Ironically, Martin Wynette thought that comment proof that Grantham was a total, complete flaming fool, and a world-class ass-kisser to boot! Had his senior aide only known the general's thoughts, he would have probably laughed aloud. Wynette managed to close his mouth and put on his poker face again.

The civilians around the table discussed it. Indeed, they thought that something had to be done to douse the political fires, and this was something. If those rebels were sitting in the dark without air conditioning or the internet or telephones, at least they wouldn't be damning the administration and fomenting treason before a national audience, the members of which would have their own problems to deal with. And it was the president's own idea, which was nice. No one there had to take the risk of offering a suggestion that might be rejected. It never hurts to say yes to the boss.

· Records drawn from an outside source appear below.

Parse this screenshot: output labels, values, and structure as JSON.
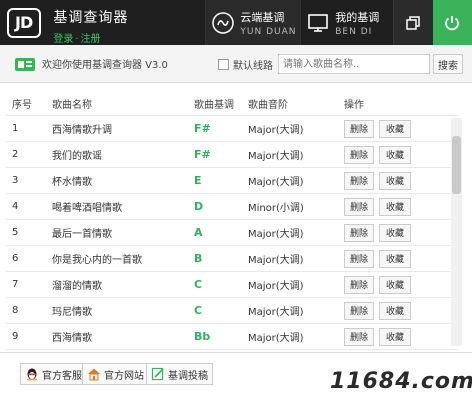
{
  "header": {
    "logo_text": "JD",
    "app_title": "基调查询器",
    "login_label": "登录",
    "register_label": "注册",
    "nav": [
      {
        "cn": "云端基调",
        "en": "YUN DUAN",
        "icon": "cloud-tune-icon"
      },
      {
        "cn": "我的基调",
        "en": "BEN DI",
        "icon": "monitor-icon"
      }
    ],
    "restore_icon": "restore-window-icon",
    "power_icon": "power-icon",
    "accent_color": "#3bb35a"
  },
  "toolbar": {
    "welcome_text": "欢迎你使用基调查询器 V3.0",
    "default_route_label": "默认线路",
    "default_route_checked": false,
    "search_placeholder": "请输入歌曲名称..",
    "search_button": "搜索"
  },
  "table": {
    "columns": [
      "序号",
      "歌曲名称",
      "歌曲基调",
      "歌曲音阶",
      "操作"
    ],
    "delete_label": "删除",
    "favorite_label": "收藏",
    "rows": [
      {
        "idx": "1",
        "name": "西海情歌升调",
        "key": "F#",
        "scale": "Major(大调)"
      },
      {
        "idx": "2",
        "name": "我们的歌谣",
        "key": "F#",
        "scale": "Major(大调)"
      },
      {
        "idx": "3",
        "name": "杯水情歌",
        "key": "E",
        "scale": "Major(大调)"
      },
      {
        "idx": "4",
        "name": "喝着啤酒唱情歌",
        "key": "D",
        "scale": "Minor(小调)"
      },
      {
        "idx": "5",
        "name": "最后一首情歌",
        "key": "A",
        "scale": "Major(大调)"
      },
      {
        "idx": "6",
        "name": "你是我心内的一首歌",
        "key": "B",
        "scale": "Major(大调)"
      },
      {
        "idx": "7",
        "name": "溜溜的情歌",
        "key": "C",
        "scale": "Major(大调)"
      },
      {
        "idx": "8",
        "name": "玛尼情歌",
        "key": "C",
        "scale": "Major(大调)"
      },
      {
        "idx": "9",
        "name": "西海情歌",
        "key": "Bb",
        "scale": "Major(大调)"
      }
    ],
    "scroll_position": 0.06
  },
  "footer": {
    "buttons": [
      {
        "label": "官方客服",
        "icon": "qq-penguin-icon"
      },
      {
        "label": "官方网站",
        "icon": "home-icon"
      },
      {
        "label": "基调投稿",
        "icon": "edit-icon"
      }
    ],
    "watermark": "11684.com"
  }
}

What wasn't addressed, Wynette noted grimly, was how cutting the juice was going to stop the social collapse that he thought almost inevitable. In fact, Wynette thought that leaving people nationwide without power to stay cool and preserve and prepare food in the dead heat of August was likely to accelerate the process, not impede it. Not to mention the havoc it would play on nursing home residents and the elderly who lacked emergency generators. Police and firefighters could not be summoned in an emergency. This callous decision would kill American citizens, whether they were progressives or conservatives, loyal or disloyal, whether they worshipped the ground Barry Soetoro walked upon or urged God every night to take the bastard quick. It would also stop the American economy dead in its tracks. Factories would be left without not only electricity but natural gas, because electricity powered the compressors needed to move it through pipelines. Without pumps, water and sewage would cease to flow. And every filling station in America would be unable to pump gasoline or diesel fuel. Truck deliveries would stop. If the power outage went on long enough, urban Americans would begin to starve or die of thirst. Cutting power might be justified as a military necessity, Wynette thought, but certainly not as a political expedient to silence dissent. He almost said aloud that JR Hays would turn off America's juice if he could, but being Martin Wynette, he kept his mouth shut.